The Mt Albert Lions first applied to play in the Australian premiership competition in the early 1980s, a vision that became the Warriors, but now the National Rugby League (NRL) club is accusing the Lions of trying to undermine its operation.
The problem has arisen through Mt Albert Bartercard Cup coach John Ackland being contracted to Sydney side the Bulldogs as a talent scout.
At the heart of the row is a recruitment poster for the Mt Albert under-16 Bartercard Cup team that has been distributed to schools.
It carries Mt Albert and Bulldogs logos and the slogan "Get yourself discovered by the NRL".
The poster says the best players from the under-16s "will be selected to go to Sydney to train with the NRL Canterbury Bulldogs".
Warriors chief executive Mick Watson accused Mt Albert of trying to undermine the joint New Zealand Rugby League-Warriors development programme.
"The enemy is not Australian clubs, the enemy is not rugby union - it is people within New Zealand rugby league," he said of player poaching.
Mt Albert chairman Tony Sadgrove was dismayed at what he considered a misunderstanding and promised to review the poster, but defended the club's position and vowed allegiance to the Warriors.
"We are trying to create opportunities for players and to give them something to keep them in the game," he said, decrying the numbers who shift to rugby first 15s at about the age of 16.
Ackland's association with the Bulldogs offered the chance for youngsters to visit the Sydney club, train and meet their players, and Mt Albert saw that as an incentive, Sadgrove said.
The only player who had signed with Canterbury was prop Hutch Maiava, who had been suggested to the Warriors but not picked up.
Sadgrove agreed that conspiracy theorists might see the fact that the Bulldogs will train tomorrow at Mt Albert's home ground as evidence of a too-cosy relationship.
He said they could think what they liked.
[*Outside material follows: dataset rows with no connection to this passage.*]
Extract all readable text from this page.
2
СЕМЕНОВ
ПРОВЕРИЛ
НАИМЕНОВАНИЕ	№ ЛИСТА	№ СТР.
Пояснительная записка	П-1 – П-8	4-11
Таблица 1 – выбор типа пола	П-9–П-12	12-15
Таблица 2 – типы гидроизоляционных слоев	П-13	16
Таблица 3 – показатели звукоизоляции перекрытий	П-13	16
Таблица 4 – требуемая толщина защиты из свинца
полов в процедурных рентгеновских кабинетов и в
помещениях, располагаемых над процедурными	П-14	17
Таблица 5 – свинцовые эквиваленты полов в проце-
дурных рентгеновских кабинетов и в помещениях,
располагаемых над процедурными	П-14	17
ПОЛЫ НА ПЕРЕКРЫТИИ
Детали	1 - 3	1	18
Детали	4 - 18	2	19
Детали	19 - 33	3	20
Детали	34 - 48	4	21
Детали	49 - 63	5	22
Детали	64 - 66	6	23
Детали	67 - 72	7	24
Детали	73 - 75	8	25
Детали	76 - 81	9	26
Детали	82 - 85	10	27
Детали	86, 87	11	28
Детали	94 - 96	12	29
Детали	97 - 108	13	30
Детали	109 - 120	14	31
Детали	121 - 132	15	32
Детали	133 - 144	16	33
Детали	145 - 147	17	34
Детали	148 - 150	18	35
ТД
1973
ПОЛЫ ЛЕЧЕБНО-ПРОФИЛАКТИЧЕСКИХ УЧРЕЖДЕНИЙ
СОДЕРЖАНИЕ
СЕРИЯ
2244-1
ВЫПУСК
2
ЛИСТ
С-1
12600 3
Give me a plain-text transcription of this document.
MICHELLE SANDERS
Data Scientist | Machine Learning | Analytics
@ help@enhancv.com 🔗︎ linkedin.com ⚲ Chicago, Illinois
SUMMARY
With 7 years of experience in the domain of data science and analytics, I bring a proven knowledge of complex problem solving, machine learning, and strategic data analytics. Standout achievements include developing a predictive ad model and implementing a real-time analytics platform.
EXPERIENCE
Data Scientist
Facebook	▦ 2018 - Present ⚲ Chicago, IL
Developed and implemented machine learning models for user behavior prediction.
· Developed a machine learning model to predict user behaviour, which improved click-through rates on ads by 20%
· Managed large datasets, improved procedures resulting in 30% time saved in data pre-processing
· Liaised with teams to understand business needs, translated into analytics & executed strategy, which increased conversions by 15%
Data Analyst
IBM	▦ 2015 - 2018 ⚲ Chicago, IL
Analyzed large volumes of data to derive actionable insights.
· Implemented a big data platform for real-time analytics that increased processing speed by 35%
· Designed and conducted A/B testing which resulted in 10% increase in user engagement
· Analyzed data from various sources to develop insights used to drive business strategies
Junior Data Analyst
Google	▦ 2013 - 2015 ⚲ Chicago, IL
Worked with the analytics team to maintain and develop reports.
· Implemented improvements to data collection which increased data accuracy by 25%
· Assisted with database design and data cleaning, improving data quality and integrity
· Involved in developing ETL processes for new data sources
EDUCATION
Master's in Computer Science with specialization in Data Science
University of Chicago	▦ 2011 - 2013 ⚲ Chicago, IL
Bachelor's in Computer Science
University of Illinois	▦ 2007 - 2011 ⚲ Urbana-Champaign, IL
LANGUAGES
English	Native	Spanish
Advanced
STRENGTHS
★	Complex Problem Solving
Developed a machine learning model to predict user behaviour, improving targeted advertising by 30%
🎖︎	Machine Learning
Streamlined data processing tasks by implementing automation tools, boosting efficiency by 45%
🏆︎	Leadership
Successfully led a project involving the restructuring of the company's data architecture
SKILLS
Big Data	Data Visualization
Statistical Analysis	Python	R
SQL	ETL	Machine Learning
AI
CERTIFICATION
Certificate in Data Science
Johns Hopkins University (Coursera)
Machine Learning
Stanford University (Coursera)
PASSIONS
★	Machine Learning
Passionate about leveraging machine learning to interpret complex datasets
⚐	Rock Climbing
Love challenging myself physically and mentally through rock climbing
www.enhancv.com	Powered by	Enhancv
Newcastle trained at the ground last weekend.
Mt Albert had promoted seven of last year's domestic league-winning line-up to the Warriors.
Vinnie Anderson had been signed and his younger brother Louis, attached to the development squad, but the others were rejected, Sadgrove said.
Fullback Lee Finnerty had gone to Halifax, former Warrior Peter Lewis to Penrith, and South Sydney were chasing brothers Sala and David Fa'alogo.
Ackland's contract with Mt Albert precluded him doing deals with the Bulldogs of which Mt Albert were not aware.
"He knows that every one of our players gets a go at the Warriors first. But if there's no potential for them at the Warriors we want kids to know they still have a chance," Sadgrove said.
The Warriors agree that is fair enough. If there were half a dozen good halfbacks in Auckland they did not want all their careers to stall behind that of Warriors' ace Stacey Jones.
"But this is like a kick in the guts," Watson said.
"We played Souths (last year in pre-season) in a Mt Albert jersey. Fowlds Park was the first place the Warriors (under Watson) played a trial.
"We feel we've given them respect as the club that fought for our existence... Mt Albert wanted a pathway for players and now they're trying to kill that."